Friday, June 11, 2021

Meshing the surface points of some spherical volume... 8-)

I should revisit my blocky asteroids, made with 3D Worley Noise. I can mesh the surface points by building out edges and triangles but I could just draw cubes for the surface; butt fugly, but workable, especially for a dead stupid simple version of an asteroid mining game where the habitat volume is minecraft-type cubes, bleh! 8-P Alright, meshing the points of the surface… 

First we make a 3D grid of points and worry about the sphere inside this cube. The surface points are the ‘inside’ points which have ‘outside’ neighbors, which will be at or near the surface of my sphere, and can be shifted to the surface to make a better spherical polyhedron. They link up with their nearest ‘surface’ neighbors to make edges and adjacent edges make two sides of a triangle with the far endpoints of the two adjacent edges making the third edge of a triangle. We’re looking for the closest points surface points to a given surface point, points which are in the cube of 26 points one grid point away, plus or minus XYZ, so points less than 3^½ away, so a point at (-2,0,0) doesn’t count (-2^2=4), and I don’t even need to take the square root, which my computer will appreciate…

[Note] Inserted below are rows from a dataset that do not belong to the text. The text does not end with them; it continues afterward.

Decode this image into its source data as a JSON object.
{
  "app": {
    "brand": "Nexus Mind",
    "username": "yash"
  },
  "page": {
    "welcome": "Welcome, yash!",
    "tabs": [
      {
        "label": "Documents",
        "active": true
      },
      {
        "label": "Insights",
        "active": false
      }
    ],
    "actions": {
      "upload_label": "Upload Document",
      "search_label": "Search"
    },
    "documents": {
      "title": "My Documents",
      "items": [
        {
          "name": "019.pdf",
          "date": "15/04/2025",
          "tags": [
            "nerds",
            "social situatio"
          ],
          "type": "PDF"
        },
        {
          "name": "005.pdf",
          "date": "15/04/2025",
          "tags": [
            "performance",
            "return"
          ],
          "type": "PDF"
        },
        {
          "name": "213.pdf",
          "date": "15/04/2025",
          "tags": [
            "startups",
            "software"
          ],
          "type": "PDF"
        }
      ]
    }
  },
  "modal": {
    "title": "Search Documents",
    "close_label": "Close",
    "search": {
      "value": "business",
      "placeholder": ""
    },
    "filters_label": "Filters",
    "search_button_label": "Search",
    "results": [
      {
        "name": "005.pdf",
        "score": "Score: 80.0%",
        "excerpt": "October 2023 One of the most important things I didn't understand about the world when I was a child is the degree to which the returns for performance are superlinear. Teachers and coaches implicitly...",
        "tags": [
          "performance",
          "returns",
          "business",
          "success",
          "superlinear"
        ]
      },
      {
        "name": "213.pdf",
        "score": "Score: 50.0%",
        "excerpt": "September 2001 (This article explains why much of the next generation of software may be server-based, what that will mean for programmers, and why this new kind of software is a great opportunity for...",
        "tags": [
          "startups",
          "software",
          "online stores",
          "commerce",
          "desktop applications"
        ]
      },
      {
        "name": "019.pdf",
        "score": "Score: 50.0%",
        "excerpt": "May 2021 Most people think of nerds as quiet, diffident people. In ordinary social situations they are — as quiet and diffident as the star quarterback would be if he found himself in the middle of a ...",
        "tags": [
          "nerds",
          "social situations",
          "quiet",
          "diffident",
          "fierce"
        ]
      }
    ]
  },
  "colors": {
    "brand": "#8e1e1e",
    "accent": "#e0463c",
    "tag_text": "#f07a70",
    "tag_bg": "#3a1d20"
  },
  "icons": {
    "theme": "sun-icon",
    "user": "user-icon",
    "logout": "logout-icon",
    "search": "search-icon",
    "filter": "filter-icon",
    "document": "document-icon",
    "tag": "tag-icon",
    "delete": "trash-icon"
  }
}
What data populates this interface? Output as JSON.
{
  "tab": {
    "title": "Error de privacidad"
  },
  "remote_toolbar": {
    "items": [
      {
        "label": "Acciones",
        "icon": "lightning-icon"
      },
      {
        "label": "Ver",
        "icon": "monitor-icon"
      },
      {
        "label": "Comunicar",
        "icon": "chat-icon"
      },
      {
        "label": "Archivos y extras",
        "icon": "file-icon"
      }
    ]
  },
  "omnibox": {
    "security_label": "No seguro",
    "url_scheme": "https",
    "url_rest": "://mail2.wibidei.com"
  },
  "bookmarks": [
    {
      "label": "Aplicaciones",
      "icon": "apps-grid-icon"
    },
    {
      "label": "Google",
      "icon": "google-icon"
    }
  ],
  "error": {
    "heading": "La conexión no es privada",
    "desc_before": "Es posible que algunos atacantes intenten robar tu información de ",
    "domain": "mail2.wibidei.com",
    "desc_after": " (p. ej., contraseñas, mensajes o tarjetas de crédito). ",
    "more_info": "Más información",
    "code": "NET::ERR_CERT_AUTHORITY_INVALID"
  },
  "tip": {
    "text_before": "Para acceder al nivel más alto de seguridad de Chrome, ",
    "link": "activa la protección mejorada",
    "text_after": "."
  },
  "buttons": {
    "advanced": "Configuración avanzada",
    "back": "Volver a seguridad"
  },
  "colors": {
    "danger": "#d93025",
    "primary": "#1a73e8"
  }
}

I make a list of these points and make edges. There should not be more than eight of these adjacent edges, you turn them into triangles. The third edge of each of these triangles will be an adjacent triangle. We need to find a surface point which is close to the other two corner surface points. This is all a matter of going through the surface point cloud, which means I should be able to do a cloud of random surface points after I make this work. Hah! 8-P

Later- I should get to this, but of course I just want to make procedural cube-spheres for some reason (each face is a grid one cell wide and high which I’m pretty sure I can subdivide by the worlds’ diameter or circumference, divided by a thousand kilometers, we don’t have all day or a big enough canvas)… well, I have an algorithm for deriving points at right angles, which I could use to make a procedural octahedron first, that’s actually more my style, as if I didn’t want to code a tetrahedron, which I also could and probably should, then subdivide each of four faces six ways and push them out to finally get a poor Vinnies’ icosahedron (with 24 faces…)! I can evenly fairly quickly revise the serpentine landmass code I’m already working on, which I ought to stay the course on...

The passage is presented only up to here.